Tuer ou protéger les requins, la question continue de faire polémique

12/05/2013 11:48

 

Tuer ou protéger les requins, la question continue de faire polémique

 


Des gendarmes transportent le corps du surfeur français tué par une attaque de requin mercredi 8 mai sur la plage de Saint-Gilles à l'île de La Réunion.

 

La Réunion est une nouvelle fois le théâtre d'une attaque de squale. Un touriste originaire du Doubs, âgé de 36 ans, a été tué, mercredi 8 mai, alors qu'il surfait à une cinquantaine de mètres de la plage, très fréquentée en ce jour férié. Cette attaque mortelle est la première depuis le début de l'année sur l'île, où les requins ont tué trois personnes en 2012 et 2011.

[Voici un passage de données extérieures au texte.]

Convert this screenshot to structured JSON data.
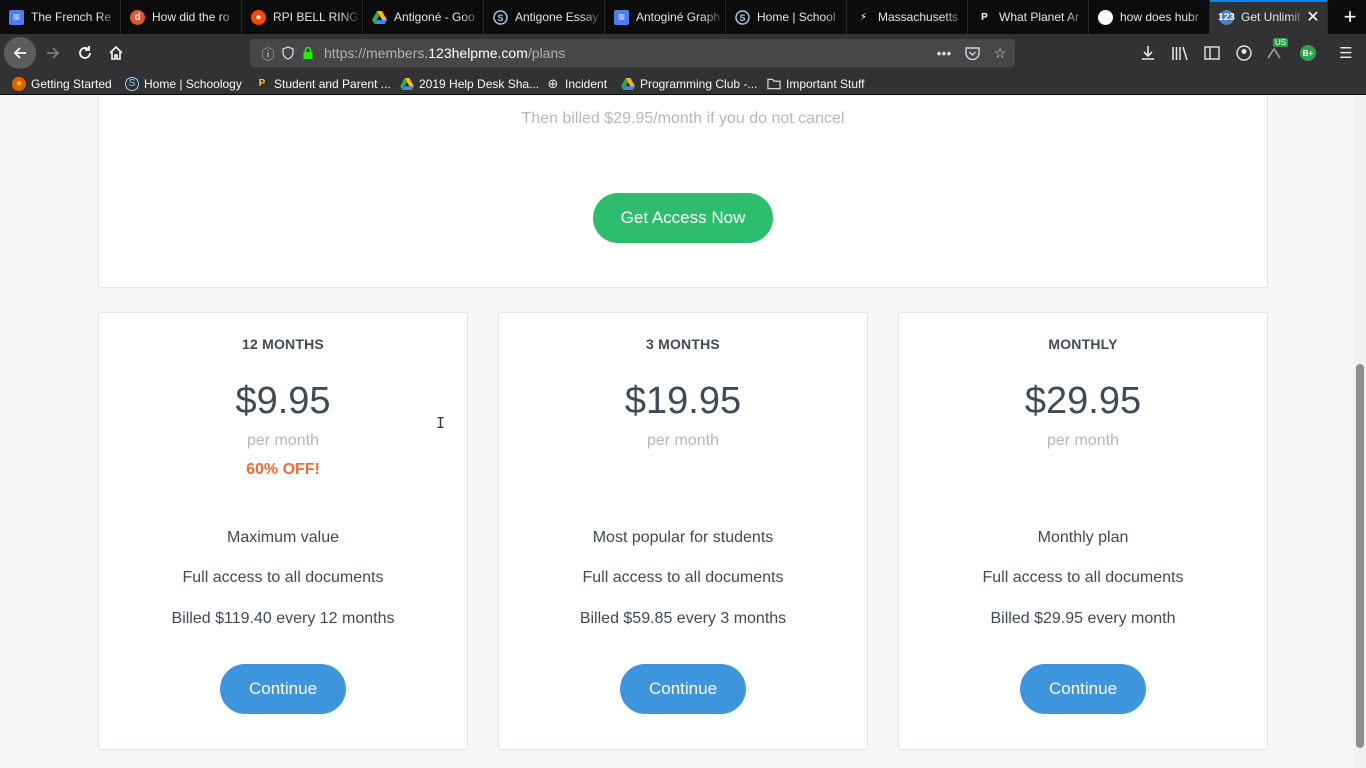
{
  "browser": {
    "tabs": [
      {
        "title": "The French Re",
        "icon": "google-docs-icon"
      },
      {
        "title": "How did the ro",
        "icon": "duckduckgo-icon"
      },
      {
        "title": "RPI BELL RING",
        "icon": "reddit-icon"
      },
      {
        "title": "Antigoné - Goo",
        "icon": "google-drive-icon"
      },
      {
        "title": "Antigone Essay",
        "icon": "schoology-icon"
      },
      {
        "title": "Antoginé Graph",
        "icon": "google-docs-icon"
      },
      {
        "title": "Home | School",
        "icon": "schoology-icon"
      },
      {
        "title": "Massachusetts",
        "icon": "mass-icon"
      },
      {
        "title": "What Planet Ar",
        "icon": "pp-icon"
      },
      {
        "title": "how does hubr",
        "icon": "google-icon"
      },
      {
        "title": "Get Unlimit",
        "icon": "123helpme-icon",
        "active": true
      }
    ],
    "url": {
      "prefix": "https://members.",
      "host": "123helpme.com",
      "path": "/plans"
    },
    "extension_badges": {
      "us": "US",
      "b": "B+"
    },
    "bookmarks": [
      {
        "label": "Getting Started",
        "icon": "firefox-icon"
      },
      {
        "label": "Home | Schoology",
        "icon": "schoology-icon"
      },
      {
        "label": "Student and Parent ...",
        "icon": "powerschool-icon"
      },
      {
        "label": "2019 Help Desk Sha...",
        "icon": "google-drive-icon"
      },
      {
        "label": "Incident",
        "icon": "globe-icon"
      },
      {
        "label": "Programming Club -...",
        "icon": "google-drive-icon"
      },
      {
        "label": "Important Stuff",
        "icon": "folder-icon"
      }
    ]
  },
  "page": {
    "billing_note": "Then billed $29.95/month if you do not cancel",
    "access_button": "Get Access Now",
    "plans": [
      {
        "name": "12 MONTHS",
        "price": "$9.95",
        "per": "per month",
        "discount": "60% OFF!",
        "tagline": "Maximum value",
        "access": "Full access to all documents",
        "billing": "Billed $119.40 every 12 months",
        "button": "Continue"
      },
      {
        "name": "3 MONTHS",
        "price": "$19.95",
        "per": "per month",
        "discount": "",
        "tagline": "Most popular for students",
        "access": "Full access to all documents",
        "billing": "Billed $59.85 every 3 months",
        "button": "Continue"
      },
      {
        "name": "MONTHLY",
        "price": "$29.95",
        "per": "per month",
        "discount": "",
        "tagline": "Monthly plan",
        "access": "Full access to all documents",
        "billing": "Billed $29.95 every month",
        "button": "Continue"
      }
    ]
  },
  "colors": {
    "accent_green": "#2ebd6e",
    "button_blue": "#3d96dc",
    "discount_orange": "#f06b35"
  }
}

Lire : Un surfeur tué par un requin à la Réunion

En dépit de cette situation dramatique – le jeune homme était en voyage de noces –, la sénatrice UMP de la Réunion, Jacqueline Farreyrol, a évoqué dans un communiqué l'"imprudence fatale" de la victime : "L'ensemble des spots de surfde l'ouest avaient dressé le drapeau orange requin, la sécurisation des sessions de surf libre avait été annulée en raison du manque de visibilité sous-marine et les maîtres-nageurs interdisaient la pratique de tous les sports aquatiques." Dans l'eau, plusieurs surfeurs avaient également prévenu le jeune homme des risques qu'il encourait.

PRÉLÈVEMENTS "PRÉVENTIFS"

Si la responsabilité du surfeur est clairement pointée, l'accident n'en a pas moins relancé la polémique sur des attaques de requins en augmentation autour de l'île."Il est urgent de réagir avec des mesures concrètes, sinon la liste des tués sur nos côtes risque de s'allonger, s'est indigné une fois encore Thierry Robert, le député-maire (MoDem) de Saint-Leu, dans un communiqué. Dans cette démarche, la seule solution pertinente est d'effectuer des prélèvements préventifs de requins et de requins-bouledogues, en particulier."

 

L'année dernière déjà, la série noire avait suscité une vive polémique entre les scientifiques et écologistes d'un côté, et les surfeurs de l'autre sur les moyens de sécuriser la baignade et les activités nautiques.

 

A l'été 2012 déjà, la série noire avait suscité une vive polémique entre les scientifiques et écologistes d'un côté, et les surfeurs de l'autre, sur les moyens de sécuriser la baignade et les activités nautiques. Des mesures de prévention avaient été mises en place, en particulier des moyens pour financer des postes de "vigies-requin", des nageurs armés de bâtons pointus et d'une arbalète, à bord d'embarcations ou dans l'eau, chargés de signaler la présence d'un squale.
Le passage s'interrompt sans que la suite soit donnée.